The egg consumption market is obviously not a growth market, with about 1% long term growth. So Cal-Maine has relied on acquisitions to expand market share and move into new markets. Additionally, the company has been using technology to improve efficiency, lower operational costs, and produce more higher grade eggs which sell for higher prices. Finally, the company is focused on expanding it's specialty egg category, which is faster growing and has less volatile pricing.
In the U.S., the egg market is extremely fragmented, with over 60 major players. One plus for Cal-Maine is that they are easily the largest company in the industry. Scale advantages allow them to market more effectively and remain price competitive over smaller players. CALM's financial strength also affords them the opportunity to acquire struggling competitors when the opportunity presents itself, which they have a history of doing.
With a small cap, management is important. Cal-Maine passes this test easily. It's founder, 75 year old Fred Adams, has been CEO since 1969 and controls over 90% of the voting power in the company (36% of common stock and 90% of super voting shares). His son in law, 50 year old Adolphus Baker, is the heir apparent and controls the remainder of the super voting shares.
Financially, Cal-Maine is relatively strong. Trailing twelve month coverage ratio is over 20, and debt-to-equity is about 0.5 - not great but not bad either. The company sports a 56% trailing return on tangible capital. Free cash flow is about 13% of revenues (ttm).
On the surface, the valuation looks like an absolute steal for a company that is best-in-class in a reliable industry. Trailing 12 month figures are 7.71 P/E, 7.45 P/FCF, and a ridiculous 17.50% earnings yield!
So why is CALM not a MagicDiligence Top Buy? One thing to be careful of when following the Magic Formula is commodity stocks. Commodities have very volatile price swings and are heavily cyclical, in general. Unfortunately, the Magic Formula tends to turn these stocks up at the peak of the cycle, and throw them out at the bottom.
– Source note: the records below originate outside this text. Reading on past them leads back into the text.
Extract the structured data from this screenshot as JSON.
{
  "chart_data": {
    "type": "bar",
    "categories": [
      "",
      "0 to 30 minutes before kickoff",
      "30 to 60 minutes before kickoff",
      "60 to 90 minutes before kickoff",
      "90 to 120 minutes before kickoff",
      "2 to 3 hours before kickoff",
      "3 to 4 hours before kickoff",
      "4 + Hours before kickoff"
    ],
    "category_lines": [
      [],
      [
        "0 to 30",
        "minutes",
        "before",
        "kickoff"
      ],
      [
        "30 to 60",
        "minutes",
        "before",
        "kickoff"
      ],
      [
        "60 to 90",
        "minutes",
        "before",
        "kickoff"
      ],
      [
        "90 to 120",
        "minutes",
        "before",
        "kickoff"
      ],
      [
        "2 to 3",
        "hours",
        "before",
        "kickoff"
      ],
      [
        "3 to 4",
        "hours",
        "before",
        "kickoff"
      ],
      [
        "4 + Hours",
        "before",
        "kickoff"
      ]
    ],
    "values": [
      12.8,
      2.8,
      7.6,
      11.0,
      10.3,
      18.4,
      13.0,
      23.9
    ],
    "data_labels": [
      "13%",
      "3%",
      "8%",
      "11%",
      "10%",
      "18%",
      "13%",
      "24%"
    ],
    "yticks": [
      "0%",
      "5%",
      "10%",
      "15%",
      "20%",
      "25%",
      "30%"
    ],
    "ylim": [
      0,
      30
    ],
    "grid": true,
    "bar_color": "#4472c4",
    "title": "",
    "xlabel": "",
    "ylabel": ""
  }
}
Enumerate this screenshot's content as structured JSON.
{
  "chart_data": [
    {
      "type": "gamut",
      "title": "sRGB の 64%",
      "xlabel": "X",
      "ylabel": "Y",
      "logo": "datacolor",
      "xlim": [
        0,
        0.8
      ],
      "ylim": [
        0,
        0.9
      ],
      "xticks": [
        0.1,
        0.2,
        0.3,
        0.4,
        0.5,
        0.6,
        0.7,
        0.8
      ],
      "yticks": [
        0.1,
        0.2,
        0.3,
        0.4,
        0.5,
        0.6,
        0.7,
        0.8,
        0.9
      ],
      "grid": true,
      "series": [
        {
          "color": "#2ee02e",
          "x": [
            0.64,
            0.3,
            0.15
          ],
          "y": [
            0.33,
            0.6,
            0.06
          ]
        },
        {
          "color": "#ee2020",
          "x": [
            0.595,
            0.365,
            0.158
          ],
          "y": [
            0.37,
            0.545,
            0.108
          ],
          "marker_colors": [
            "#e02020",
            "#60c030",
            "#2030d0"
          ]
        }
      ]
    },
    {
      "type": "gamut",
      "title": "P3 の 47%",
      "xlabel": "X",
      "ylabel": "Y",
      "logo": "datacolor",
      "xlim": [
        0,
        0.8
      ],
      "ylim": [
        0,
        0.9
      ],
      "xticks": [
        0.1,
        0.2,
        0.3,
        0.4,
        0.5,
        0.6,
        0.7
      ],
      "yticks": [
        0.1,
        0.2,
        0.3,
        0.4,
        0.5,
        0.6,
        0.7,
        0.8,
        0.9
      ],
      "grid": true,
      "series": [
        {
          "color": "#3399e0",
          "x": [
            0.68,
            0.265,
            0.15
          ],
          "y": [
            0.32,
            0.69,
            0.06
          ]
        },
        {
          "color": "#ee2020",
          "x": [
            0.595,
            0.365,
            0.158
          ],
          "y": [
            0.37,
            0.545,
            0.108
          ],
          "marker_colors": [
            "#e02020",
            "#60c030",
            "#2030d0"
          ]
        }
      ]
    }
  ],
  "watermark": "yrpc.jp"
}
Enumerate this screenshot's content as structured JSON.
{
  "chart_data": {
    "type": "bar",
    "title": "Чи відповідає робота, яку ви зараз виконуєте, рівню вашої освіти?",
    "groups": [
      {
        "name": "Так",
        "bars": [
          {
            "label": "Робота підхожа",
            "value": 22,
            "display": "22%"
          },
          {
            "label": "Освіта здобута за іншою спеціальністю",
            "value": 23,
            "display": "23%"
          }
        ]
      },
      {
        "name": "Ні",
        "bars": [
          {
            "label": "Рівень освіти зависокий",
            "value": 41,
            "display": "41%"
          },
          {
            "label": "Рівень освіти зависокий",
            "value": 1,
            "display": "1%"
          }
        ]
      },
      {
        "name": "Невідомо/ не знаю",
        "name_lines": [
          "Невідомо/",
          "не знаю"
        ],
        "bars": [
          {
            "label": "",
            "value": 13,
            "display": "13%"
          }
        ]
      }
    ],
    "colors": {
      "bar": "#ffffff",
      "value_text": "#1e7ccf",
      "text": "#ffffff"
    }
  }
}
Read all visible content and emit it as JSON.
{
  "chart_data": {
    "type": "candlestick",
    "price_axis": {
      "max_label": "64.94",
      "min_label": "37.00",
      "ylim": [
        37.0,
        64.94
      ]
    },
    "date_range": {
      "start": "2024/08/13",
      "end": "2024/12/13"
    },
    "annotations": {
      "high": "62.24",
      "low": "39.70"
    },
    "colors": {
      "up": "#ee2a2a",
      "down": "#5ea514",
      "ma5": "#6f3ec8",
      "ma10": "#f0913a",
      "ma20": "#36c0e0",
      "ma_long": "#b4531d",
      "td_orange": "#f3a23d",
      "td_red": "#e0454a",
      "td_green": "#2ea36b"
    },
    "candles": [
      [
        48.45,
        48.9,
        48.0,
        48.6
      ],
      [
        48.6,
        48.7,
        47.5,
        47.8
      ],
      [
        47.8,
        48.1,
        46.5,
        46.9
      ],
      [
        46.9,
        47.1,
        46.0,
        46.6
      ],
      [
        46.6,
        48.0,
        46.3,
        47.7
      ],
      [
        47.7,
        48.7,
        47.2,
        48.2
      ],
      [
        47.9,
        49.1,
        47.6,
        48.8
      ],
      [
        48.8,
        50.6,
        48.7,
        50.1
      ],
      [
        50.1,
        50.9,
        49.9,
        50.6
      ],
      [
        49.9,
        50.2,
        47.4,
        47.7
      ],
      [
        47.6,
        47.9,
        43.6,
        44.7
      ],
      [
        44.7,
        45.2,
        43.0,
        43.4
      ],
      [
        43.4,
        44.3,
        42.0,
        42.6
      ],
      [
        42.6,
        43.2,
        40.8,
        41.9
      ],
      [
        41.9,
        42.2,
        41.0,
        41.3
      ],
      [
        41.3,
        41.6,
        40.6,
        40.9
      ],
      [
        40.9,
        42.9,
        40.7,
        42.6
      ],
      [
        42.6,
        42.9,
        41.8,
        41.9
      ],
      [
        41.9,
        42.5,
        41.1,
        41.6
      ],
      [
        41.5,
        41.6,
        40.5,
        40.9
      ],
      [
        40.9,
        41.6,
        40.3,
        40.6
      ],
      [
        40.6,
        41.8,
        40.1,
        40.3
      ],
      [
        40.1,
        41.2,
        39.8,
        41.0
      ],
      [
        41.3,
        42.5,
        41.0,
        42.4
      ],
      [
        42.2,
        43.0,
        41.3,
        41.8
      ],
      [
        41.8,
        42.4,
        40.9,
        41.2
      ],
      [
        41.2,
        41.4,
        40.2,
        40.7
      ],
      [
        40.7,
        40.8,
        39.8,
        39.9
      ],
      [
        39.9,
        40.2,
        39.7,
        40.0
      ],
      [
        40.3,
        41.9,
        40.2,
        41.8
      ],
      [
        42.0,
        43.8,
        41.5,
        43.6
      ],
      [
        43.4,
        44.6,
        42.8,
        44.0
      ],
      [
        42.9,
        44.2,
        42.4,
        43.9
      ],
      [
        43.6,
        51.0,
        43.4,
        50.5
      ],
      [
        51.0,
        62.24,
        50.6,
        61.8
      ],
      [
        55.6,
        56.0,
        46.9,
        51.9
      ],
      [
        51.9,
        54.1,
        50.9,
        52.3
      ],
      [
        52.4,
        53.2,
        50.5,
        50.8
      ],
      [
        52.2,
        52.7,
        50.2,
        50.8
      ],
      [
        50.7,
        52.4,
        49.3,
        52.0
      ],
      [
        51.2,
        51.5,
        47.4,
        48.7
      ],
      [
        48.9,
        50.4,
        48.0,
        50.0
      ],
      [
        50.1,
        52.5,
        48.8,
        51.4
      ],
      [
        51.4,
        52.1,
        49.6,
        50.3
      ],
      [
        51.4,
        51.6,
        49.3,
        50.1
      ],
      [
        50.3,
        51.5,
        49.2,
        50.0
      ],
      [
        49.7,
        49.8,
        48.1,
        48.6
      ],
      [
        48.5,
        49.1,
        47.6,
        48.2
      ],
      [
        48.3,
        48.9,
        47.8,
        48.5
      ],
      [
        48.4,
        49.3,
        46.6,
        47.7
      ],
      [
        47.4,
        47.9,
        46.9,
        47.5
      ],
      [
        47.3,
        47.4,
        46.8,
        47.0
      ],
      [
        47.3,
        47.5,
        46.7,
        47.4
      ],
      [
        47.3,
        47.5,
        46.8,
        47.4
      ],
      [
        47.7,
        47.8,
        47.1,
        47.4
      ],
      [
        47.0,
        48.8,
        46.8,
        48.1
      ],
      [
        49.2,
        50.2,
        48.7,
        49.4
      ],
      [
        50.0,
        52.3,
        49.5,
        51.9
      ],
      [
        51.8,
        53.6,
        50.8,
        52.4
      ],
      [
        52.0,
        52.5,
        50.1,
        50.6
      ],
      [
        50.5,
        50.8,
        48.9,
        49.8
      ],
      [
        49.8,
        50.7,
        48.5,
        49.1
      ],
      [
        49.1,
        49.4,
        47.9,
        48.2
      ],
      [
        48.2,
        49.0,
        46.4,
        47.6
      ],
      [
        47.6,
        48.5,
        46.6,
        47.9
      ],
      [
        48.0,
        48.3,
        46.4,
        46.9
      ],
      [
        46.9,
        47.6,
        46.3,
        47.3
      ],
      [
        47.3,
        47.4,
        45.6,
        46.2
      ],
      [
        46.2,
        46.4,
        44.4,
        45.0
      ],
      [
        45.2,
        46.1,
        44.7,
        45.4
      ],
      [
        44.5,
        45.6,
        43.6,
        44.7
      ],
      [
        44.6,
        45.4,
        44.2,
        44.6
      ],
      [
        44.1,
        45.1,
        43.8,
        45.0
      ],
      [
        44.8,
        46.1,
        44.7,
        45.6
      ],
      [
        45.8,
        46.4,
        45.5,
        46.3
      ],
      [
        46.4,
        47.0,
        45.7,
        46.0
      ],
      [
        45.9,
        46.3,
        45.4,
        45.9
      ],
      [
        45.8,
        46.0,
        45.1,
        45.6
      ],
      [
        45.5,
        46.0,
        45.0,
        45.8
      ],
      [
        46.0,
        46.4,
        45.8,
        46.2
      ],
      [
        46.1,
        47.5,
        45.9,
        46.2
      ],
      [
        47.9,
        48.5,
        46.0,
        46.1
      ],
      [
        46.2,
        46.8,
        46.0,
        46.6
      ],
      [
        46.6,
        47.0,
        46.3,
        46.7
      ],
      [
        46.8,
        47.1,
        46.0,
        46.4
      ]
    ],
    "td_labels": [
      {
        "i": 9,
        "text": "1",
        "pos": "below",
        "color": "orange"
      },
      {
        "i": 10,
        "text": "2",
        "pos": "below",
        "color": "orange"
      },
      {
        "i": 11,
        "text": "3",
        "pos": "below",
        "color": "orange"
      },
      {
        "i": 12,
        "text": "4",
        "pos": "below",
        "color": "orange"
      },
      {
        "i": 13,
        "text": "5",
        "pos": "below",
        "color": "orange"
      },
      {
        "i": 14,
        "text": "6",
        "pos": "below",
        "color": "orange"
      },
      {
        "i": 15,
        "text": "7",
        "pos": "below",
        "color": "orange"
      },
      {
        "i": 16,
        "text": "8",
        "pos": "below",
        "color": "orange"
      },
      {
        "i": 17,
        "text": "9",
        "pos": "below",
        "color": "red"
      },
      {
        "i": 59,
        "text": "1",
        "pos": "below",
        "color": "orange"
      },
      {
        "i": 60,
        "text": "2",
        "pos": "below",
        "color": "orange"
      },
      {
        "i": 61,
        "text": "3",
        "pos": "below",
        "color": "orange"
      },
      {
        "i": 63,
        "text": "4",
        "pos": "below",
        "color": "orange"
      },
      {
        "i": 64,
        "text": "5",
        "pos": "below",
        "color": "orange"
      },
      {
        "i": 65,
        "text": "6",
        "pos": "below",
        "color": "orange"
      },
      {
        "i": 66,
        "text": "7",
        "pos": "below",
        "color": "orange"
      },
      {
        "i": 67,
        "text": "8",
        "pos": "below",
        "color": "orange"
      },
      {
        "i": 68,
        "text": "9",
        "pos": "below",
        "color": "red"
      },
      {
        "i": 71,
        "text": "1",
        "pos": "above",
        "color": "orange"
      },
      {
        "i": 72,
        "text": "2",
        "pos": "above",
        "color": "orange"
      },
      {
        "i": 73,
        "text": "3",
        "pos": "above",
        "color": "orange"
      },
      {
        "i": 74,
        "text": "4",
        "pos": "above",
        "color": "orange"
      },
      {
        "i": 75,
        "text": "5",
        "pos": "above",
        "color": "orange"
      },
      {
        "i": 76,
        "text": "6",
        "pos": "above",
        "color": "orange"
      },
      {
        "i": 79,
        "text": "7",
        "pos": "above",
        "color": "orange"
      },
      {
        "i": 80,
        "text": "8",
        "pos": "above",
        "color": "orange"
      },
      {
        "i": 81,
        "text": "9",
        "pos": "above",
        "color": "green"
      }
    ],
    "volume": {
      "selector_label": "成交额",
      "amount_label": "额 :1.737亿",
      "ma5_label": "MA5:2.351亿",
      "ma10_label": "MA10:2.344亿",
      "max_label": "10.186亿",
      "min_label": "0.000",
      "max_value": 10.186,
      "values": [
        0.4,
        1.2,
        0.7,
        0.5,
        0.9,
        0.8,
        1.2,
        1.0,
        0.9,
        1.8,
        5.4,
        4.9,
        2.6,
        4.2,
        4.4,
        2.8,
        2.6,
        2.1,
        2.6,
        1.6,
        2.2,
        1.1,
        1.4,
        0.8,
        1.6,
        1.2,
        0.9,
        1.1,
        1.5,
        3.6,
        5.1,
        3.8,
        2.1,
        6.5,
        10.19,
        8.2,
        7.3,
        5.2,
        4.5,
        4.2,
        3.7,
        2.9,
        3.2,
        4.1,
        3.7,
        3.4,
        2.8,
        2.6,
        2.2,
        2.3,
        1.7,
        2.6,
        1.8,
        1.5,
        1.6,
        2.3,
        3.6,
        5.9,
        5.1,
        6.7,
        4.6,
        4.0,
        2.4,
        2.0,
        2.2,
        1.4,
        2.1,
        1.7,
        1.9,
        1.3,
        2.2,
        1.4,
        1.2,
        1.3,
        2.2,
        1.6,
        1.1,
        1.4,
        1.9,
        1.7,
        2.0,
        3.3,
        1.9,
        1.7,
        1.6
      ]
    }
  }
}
This is the exact OPPOSITE of how to play a cyclical industry!
Eggs are an extremely cyclical commodity, and Cal-Maine's revenues are almost totally dependent on the wholesale egg price. Egg prices are currently at historical highs as rational pricing rules the day right now. But Cal-Maine is only 2 years removed from 2 straight years of net losses as egg prices were almost half of what they are today. Also, it's 56% trailing return on tangible capital is pretty good, but it's not spectacular, and that's with a sky high commodity price. Coverage ratio is even worse, at only about 5, in a normal year. At median egg price of about 0.750 / dozen, Cal-Maine only sports about a 20% return on tangible capital, which won't get it anywhere near the Magic Formula screen.
Cal-Maine notes in their 10-K that lower feed prices tend to lead to depressed wholesale egg prices because competitors flood the market with product. It's more likely than not that egg prices are going to go down from here rather than up, and CALM is not a noteworthy company at median commodity prices.